The certified question arose in 2019 in connection with litigation against a successor to the Lebanese Canadian Bank—for damages stemming from terrorist attacks in Israel.  The plaintiffs in the litigation had alleged that the bank provided extensive financial services to terrorist organizations.  It was undisputed that the successor had assumed the predecessor’s liabilities.[14]  What was not clear was whether New York had jurisdiction over the successor bank—on the grounds that it would have had jurisdiction over the predecessor.

According to the Court of Appeals, in determining whether a New York court may exercise personal jurisdiction over an entity’s successor, “the basic test seems to gear the (personal) jurisdiction question to whether, as a substantive matter, the successor corporation may be liable for the obligations of the predecessor.”[15]  The Court held that if the successor is liable for the predecessor's obligations and the predecessor would have been subject to such jurisdiction in a suit to enforce the obligation, then the successor will be subject to personal jurisdiction.[16]  Thus, “where an entity acquires all of another entity's liabilities and assets, but does not merge with that entity, it [also] inherits the acquired entity's status for purposes of specific personal jurisdiction.”[17] 

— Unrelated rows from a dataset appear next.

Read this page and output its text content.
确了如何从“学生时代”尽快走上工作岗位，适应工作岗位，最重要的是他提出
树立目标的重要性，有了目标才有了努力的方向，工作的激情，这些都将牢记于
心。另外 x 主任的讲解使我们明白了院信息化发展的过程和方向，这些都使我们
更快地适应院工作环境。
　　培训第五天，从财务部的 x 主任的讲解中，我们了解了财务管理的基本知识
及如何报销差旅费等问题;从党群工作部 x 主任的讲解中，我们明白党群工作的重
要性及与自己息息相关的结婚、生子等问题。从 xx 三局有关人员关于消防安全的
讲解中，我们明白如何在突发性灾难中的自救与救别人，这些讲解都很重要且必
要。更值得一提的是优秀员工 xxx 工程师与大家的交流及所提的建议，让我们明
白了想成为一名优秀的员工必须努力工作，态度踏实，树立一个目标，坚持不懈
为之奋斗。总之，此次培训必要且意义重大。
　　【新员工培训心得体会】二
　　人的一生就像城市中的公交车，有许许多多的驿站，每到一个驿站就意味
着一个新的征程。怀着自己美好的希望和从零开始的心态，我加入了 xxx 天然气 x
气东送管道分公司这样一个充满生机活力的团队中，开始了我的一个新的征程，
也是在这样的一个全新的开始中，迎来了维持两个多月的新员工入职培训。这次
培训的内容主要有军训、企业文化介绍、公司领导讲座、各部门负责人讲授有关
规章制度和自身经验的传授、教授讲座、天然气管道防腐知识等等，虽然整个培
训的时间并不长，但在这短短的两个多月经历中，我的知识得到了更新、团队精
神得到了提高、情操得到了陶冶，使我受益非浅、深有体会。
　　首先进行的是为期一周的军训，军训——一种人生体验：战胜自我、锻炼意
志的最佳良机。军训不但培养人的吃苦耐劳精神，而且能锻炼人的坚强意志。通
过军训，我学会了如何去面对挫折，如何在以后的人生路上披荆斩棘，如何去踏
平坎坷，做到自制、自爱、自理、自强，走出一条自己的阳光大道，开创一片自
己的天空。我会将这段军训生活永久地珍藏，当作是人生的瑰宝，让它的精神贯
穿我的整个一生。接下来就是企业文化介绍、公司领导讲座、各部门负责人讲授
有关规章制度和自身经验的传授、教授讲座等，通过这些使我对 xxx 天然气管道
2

____________________________________

[1] See Schumacher v. Richards Shear Co., 59 N.Y.2d 239, 244–45 (1983); Arnold Graphics Indus. v. Indep. Agent Ctr., Inc., 775 F.2d 38 (2d Cir. 1985).

[2] Hochheiser v. Alin, 59 Misc. 3d 1207(A) *9 (N.Y. Sup. Ct. 2018).

[3] See Cargo Partner AG v Albatrans, Inc., 352 F.3d 41 (2d Cir 2003); Schumacher, 59 N.Y.2d at 245.

[4] TAP Holdings, LLC v Orix Fin. Corp., 45 Misc 3d 1217(A) (NY Sup 2014); Ivory Dev., LLC v Roe, 135 AD3d 1216 (3d Dept 2016).

[5] TAP Holdings, LLC v Orix Fin. Corp., 45 Misc 3d 1217(A) *8 (NY Sup 2014); State Farm Fire & Cas. Co. v Main Bros. Oil Co., 101 AD3d 1575 (3d Dept 2012) (Emphasis Supplied).

[6] Diaz v S. Bend Lathe Inc., 707 F Supp 97, 100 (EDNY, 1989).  See also, Schumacher, 59 N.Y.2d at 244–45 (Emphasis Supplied).

[7] See TAP Holdings, LLC, 45 Misc. 3d 1217(A) at *8-10. 

[8] TAP Holdings, LLC, 45 Misc. 3d 1217(A) at *4; Fitzgerald v. Fahnestock & Co., 286 A.D.2d 573 (1st Dept 2001).

[9] State Farm Fire & Cas. Co., 101 A.D.3d 1575, at 1578; Winch v. Yates Am. Mach. Co., 205 A.D.2d 1001, 1002 (19940), lv. dismissed 84 N.Y.2d 1027 (1995), quoting Grant–Howard Assoc. v. General Housewares Corp., 63 N.Y.2d 291, 296 (1984).

[10] See Fitzgerald, 286 A.D.2d at 574-75; TAP Holdings, LLC, 45 Misc. 3d 1217(A) *8-10.

[11] See id.                     

[12] Lelchook v. Socie?te? Ge?ne?rale de Banque au Liban SAL, No. 29, 2024 WL 1661460 (N.Y. Apr. 18, 2024).

[13] Lelchook v. Socie?te? Ge?ne?rale de Banque au Liban SAL, 67 F.4th 69 (2d Cir.), certified question accepted, 39 N.Y.3d 1146 (2023), and certified question answered sub nom. Lelchook v. Socie?te? Ge?ne?rale de Banque au Liban SAL, No. 29, 2024 WL 1661460 (N.Y. Apr. 18, 2024).

[14] See Lelchook, No. 29, 2024 WL 1661460 at *1.

[15] See id. at *5.

[16] Id.

[17] Lelchook, No. 29, 2024 WL 1661460 at *5.